Wiperware Exercise Unearths Startling Reality
In a 2024 incident response exercise conducted by the nonprofit Business Resilience Council with nearly 700 banks, credit unions and payment processors, 70% of participants admitted they had not tested destructive malware scenarios against their payment systems and operations.
No core processors had performed an exercise in which wiperware incapacitated financial transactions. The majority of credit unions admitted the same.
Most credit unions and many banks believed they could rely on their third parties, like the core processors, to meet payment deadlines during a crisis, while the processors expressed doubts they could in fact help.
Getting these institutions together into a virtual room revealed that a lack of communication has left Americans vulnerable to a successful cyberattack that would catastrophically affect the digital economy. If bank withdrawals are frozen, peer-to-peer payment apps are unresponsive, companies can’t make payroll, and debt can’t be serviced, our modern way of life comes to a halt.
Beyond uncovering the false expectation that operational responsibility could be shared in order to meet customer demand, the majority of participants admitted they did not possess a plan that categorized and prioritized their most urgent payments, if and when they were back up and running. Only 41% of participants reported having service delivery objectives to meet minimum viability in the event of a crisis.
There are millions of payments made per day on the Automated Clearing House (ACH) Network.
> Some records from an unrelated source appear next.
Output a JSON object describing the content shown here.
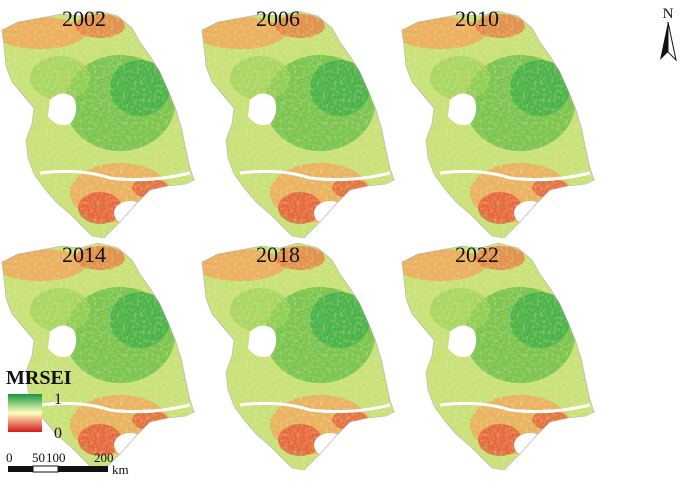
{
  "panels": [
    {
      "year": "2002"
    },
    {
      "year": "2006"
    },
    {
      "year": "2010"
    },
    {
      "year": "2014"
    },
    {
      "year": "2018"
    },
    {
      "year": "2022"
    }
  ],
  "legend": {
    "title": "MRSEI",
    "max_label": "1",
    "min_label": "0",
    "color_high": "#1a9641",
    "color_mid": "#ffffbf",
    "color_low": "#d7191c"
  },
  "scalebar": {
    "ticks": [
      "0",
      "50",
      "100",
      "200"
    ],
    "unit": "km"
  },
  "north_arrow": {
    "label": "N",
    "icon": "north-arrow-icon"
  },
  "colors": {
    "water": "#ffffff",
    "land_base": "#c8e27a",
    "urban_red": "#d7191c",
    "orange": "#f4a259",
    "green": "#3fae49"
  }
}
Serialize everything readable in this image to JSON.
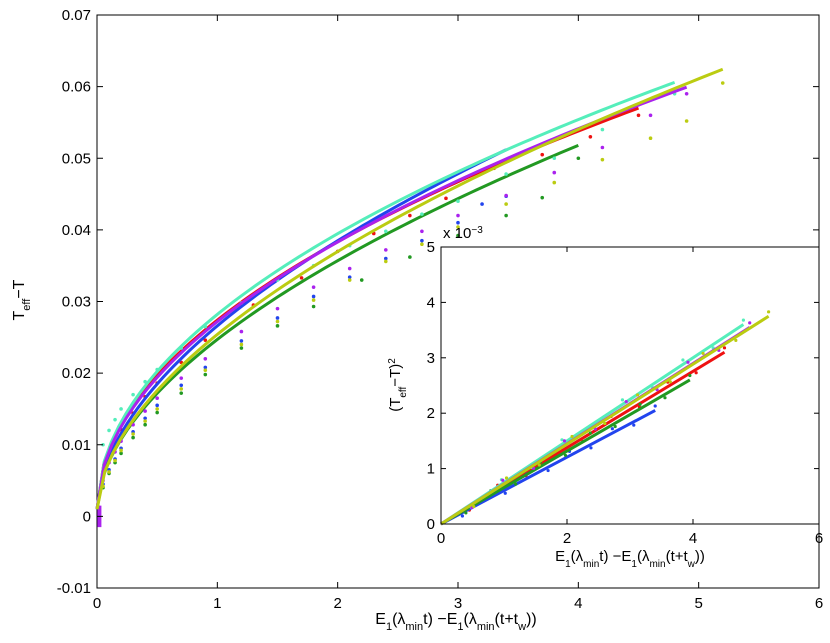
{
  "chart_data": [
    {
      "id": "main",
      "type": "line",
      "xlabel": "E1(λmin t) −E1(λmin(t+tw))",
      "ylabel": "Teff−T",
      "xlim": [
        0,
        6
      ],
      "ylim": [
        -0.01,
        0.07
      ],
      "xticks": [
        0,
        1,
        2,
        3,
        4,
        5,
        6
      ],
      "xtick_labels": [
        "0",
        "1",
        "2",
        "3",
        "4",
        "5",
        "6"
      ],
      "yticks": [
        -0.01,
        0,
        0.01,
        0.02,
        0.03,
        0.04,
        0.05,
        0.06,
        0.07
      ],
      "ytick_labels": [
        "-0.01",
        "0",
        "0.01",
        "0.02",
        "0.03",
        "0.04",
        "0.05",
        "0.06",
        "0.07"
      ],
      "series": [
        {
          "color": "#ee1111",
          "fit_xmax": 4.5,
          "fit_coef": 0.0264,
          "fit_pow": 0.5,
          "x": [
            0.05,
            0.1,
            0.15,
            0.2,
            0.3,
            0.4,
            0.5,
            0.7,
            0.9,
            1.3,
            1.7,
            2.0,
            2.3,
            2.6,
            2.9,
            3.3,
            3.7,
            4.1,
            4.5
          ],
          "y": [
            0.0062,
            0.0088,
            0.0104,
            0.0121,
            0.0144,
            0.0167,
            0.0186,
            0.0215,
            0.0246,
            0.0295,
            0.0333,
            0.037,
            0.0395,
            0.042,
            0.0444,
            0.0486,
            0.0505,
            0.053,
            0.056
          ]
        },
        {
          "color": "#2244ee",
          "fit_xmax": 3.4,
          "fit_coef": 0.0256,
          "fit_pow": 0.55,
          "x": [
            0.05,
            0.1,
            0.15,
            0.2,
            0.3,
            0.4,
            0.5,
            0.7,
            0.9,
            1.2,
            1.5,
            1.8,
            2.1,
            2.4,
            2.7,
            3.0,
            3.2,
            3.4
          ],
          "y": [
            0.0045,
            0.0065,
            0.008,
            0.0095,
            0.0118,
            0.0137,
            0.0155,
            0.0183,
            0.0208,
            0.0245,
            0.0277,
            0.0307,
            0.0334,
            0.036,
            0.0385,
            0.041,
            0.0436,
            0.0447
          ]
        },
        {
          "color": "#229922",
          "fit_xmax": 4.0,
          "fit_coef": 0.0237,
          "fit_pow": 0.55,
          "x": [
            0.05,
            0.1,
            0.15,
            0.2,
            0.3,
            0.4,
            0.5,
            0.7,
            0.9,
            1.2,
            1.5,
            1.8,
            2.2,
            2.6,
            3.0,
            3.4,
            3.7,
            4.0
          ],
          "y": [
            0.004,
            0.006,
            0.0075,
            0.0088,
            0.011,
            0.0128,
            0.0145,
            0.0172,
            0.0198,
            0.0235,
            0.0266,
            0.0293,
            0.033,
            0.0362,
            0.0392,
            0.042,
            0.0445,
            0.05
          ]
        },
        {
          "color": "#55eebb",
          "fit_xmax": 4.8,
          "fit_coef": 0.0272,
          "fit_pow": 0.5,
          "x": [
            0.05,
            0.1,
            0.15,
            0.2,
            0.3,
            0.4,
            0.5,
            0.7,
            0.9,
            1.2,
            1.5,
            1.8,
            2.1,
            2.4,
            2.7,
            3.0,
            3.4,
            3.8,
            4.2,
            4.8
          ],
          "y": [
            0.01,
            0.012,
            0.0135,
            0.015,
            0.017,
            0.0188,
            0.0205,
            0.0235,
            0.0265,
            0.0298,
            0.033,
            0.035,
            0.0378,
            0.0398,
            0.0422,
            0.044,
            0.0478,
            0.05,
            0.054,
            0.059
          ]
        },
        {
          "color": "#aa22ee",
          "fit_xmax": 4.9,
          "fit_coef": 0.0262,
          "fit_pow": 0.51,
          "x": [
            0.05,
            0.1,
            0.15,
            0.2,
            0.3,
            0.4,
            0.5,
            0.7,
            0.9,
            1.2,
            1.5,
            1.8,
            2.1,
            2.4,
            2.7,
            3.0,
            3.4,
            3.8,
            4.2,
            4.6,
            4.9
          ],
          "y": [
            0.005,
            0.0075,
            0.009,
            0.0105,
            0.0128,
            0.0147,
            0.0165,
            0.0193,
            0.022,
            0.0258,
            0.029,
            0.032,
            0.0346,
            0.0372,
            0.0398,
            0.042,
            0.0448,
            0.048,
            0.0515,
            0.056,
            0.059
          ]
        },
        {
          "color": "#bbcc11",
          "fit_xmax": 5.2,
          "fit_coef": 0.0244,
          "fit_pow": 0.56,
          "x": [
            0.05,
            0.1,
            0.15,
            0.2,
            0.3,
            0.4,
            0.5,
            0.7,
            0.9,
            1.2,
            1.5,
            1.8,
            2.1,
            2.4,
            2.7,
            3.0,
            3.4,
            3.8,
            4.2,
            4.6,
            4.9,
            5.2
          ],
          "y": [
            0.0042,
            0.0062,
            0.0078,
            0.0092,
            0.0115,
            0.0133,
            0.015,
            0.0178,
            0.0204,
            0.024,
            0.0272,
            0.0302,
            0.033,
            0.0356,
            0.038,
            0.0404,
            0.0436,
            0.0466,
            0.0498,
            0.0528,
            0.0552,
            0.0605
          ]
        }
      ]
    },
    {
      "id": "inset",
      "type": "line",
      "xlabel": "E1(λmin t) −E1(λmin(t+tw))",
      "ylabel": "(Teff−T)2",
      "exponent_label": "x 10−3",
      "xlim": [
        0,
        6
      ],
      "ylim": [
        0,
        5
      ],
      "xticks": [
        0,
        2,
        4,
        6
      ],
      "xtick_labels": [
        "0",
        "2",
        "4",
        "6"
      ],
      "yticks": [
        0,
        1,
        2,
        3,
        4,
        5
      ],
      "ytick_labels": [
        "0",
        "1",
        "2",
        "3",
        "4",
        "5"
      ],
      "series": [
        {
          "color": "#ee1111",
          "x0": 0,
          "y0": 0,
          "x1": 4.5,
          "y1": 3.1
        },
        {
          "color": "#2244ee",
          "x0": 0,
          "y0": 0,
          "x1": 3.4,
          "y1": 2.05
        },
        {
          "color": "#229922",
          "x0": 0,
          "y0": 0,
          "x1": 3.95,
          "y1": 2.6
        },
        {
          "color": "#55eebb",
          "x0": 0,
          "y0": 0,
          "x1": 4.8,
          "y1": 3.6
        },
        {
          "color": "#aa22ee",
          "x0": 0,
          "y0": 0,
          "x1": 4.9,
          "y1": 3.55
        },
        {
          "color": "#bbcc11",
          "x0": 0,
          "y0": 0,
          "x1": 5.2,
          "y1": 3.75
        }
      ]
    }
  ]
}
For banks, inaccessible accounts and other interruptions to service can lead to class-action lawsuits, regulatory fines, and scrutiny from the U.S. legislative branch.
Traditionally, incident response and business continuity efforts have focused on data recovery with little regard to providing services in an impaired state. In 2021, Business Resilience Council launched a multi-sector working group to develop the Operational Resilience Framework (ORF) to help solve that challenge. The ORF was developed to be broadly applicable and is aligned with existing controls like those from National Institute of Standards and Technology (NIST).
The framework provides rules and implementation aids that support a company’s recovery of immutable data, while also – and uniquely– allowing it to minimize service disruptions in the face of destructive attacks and events.
The ORF was used in the incident response exercise to help the financial institutions recover and prioritize their actions. This freely available document, along with accompanying maturity model and implementation scenarios, allows for detailed pre-and-post incident planning.
“The ORF provides an extremely effective base from which to establish and evaluate your business continuity efforts in the event of an attack or disaster,” said the Managing Director for Strategy, Planning, and Transformation at a Big Four U.S. bank. “It’s free, it was made by security and risk management professionals from many different industries, and it’s evident from the wiperware exercise that it’s a valuable tool for uncovering gaps.”
After the event, 30% of small-to-medium-sized commercial banks and 50% of the largest banks reported they plan to reassess their minimum viable service levels and service delivery objectives as a result of the exercise.
This exercise for the financial service sector was followed by two additional events that broadened the scenario for organizations from many industries. The after action report for those multisector exercises will be released in the coming days.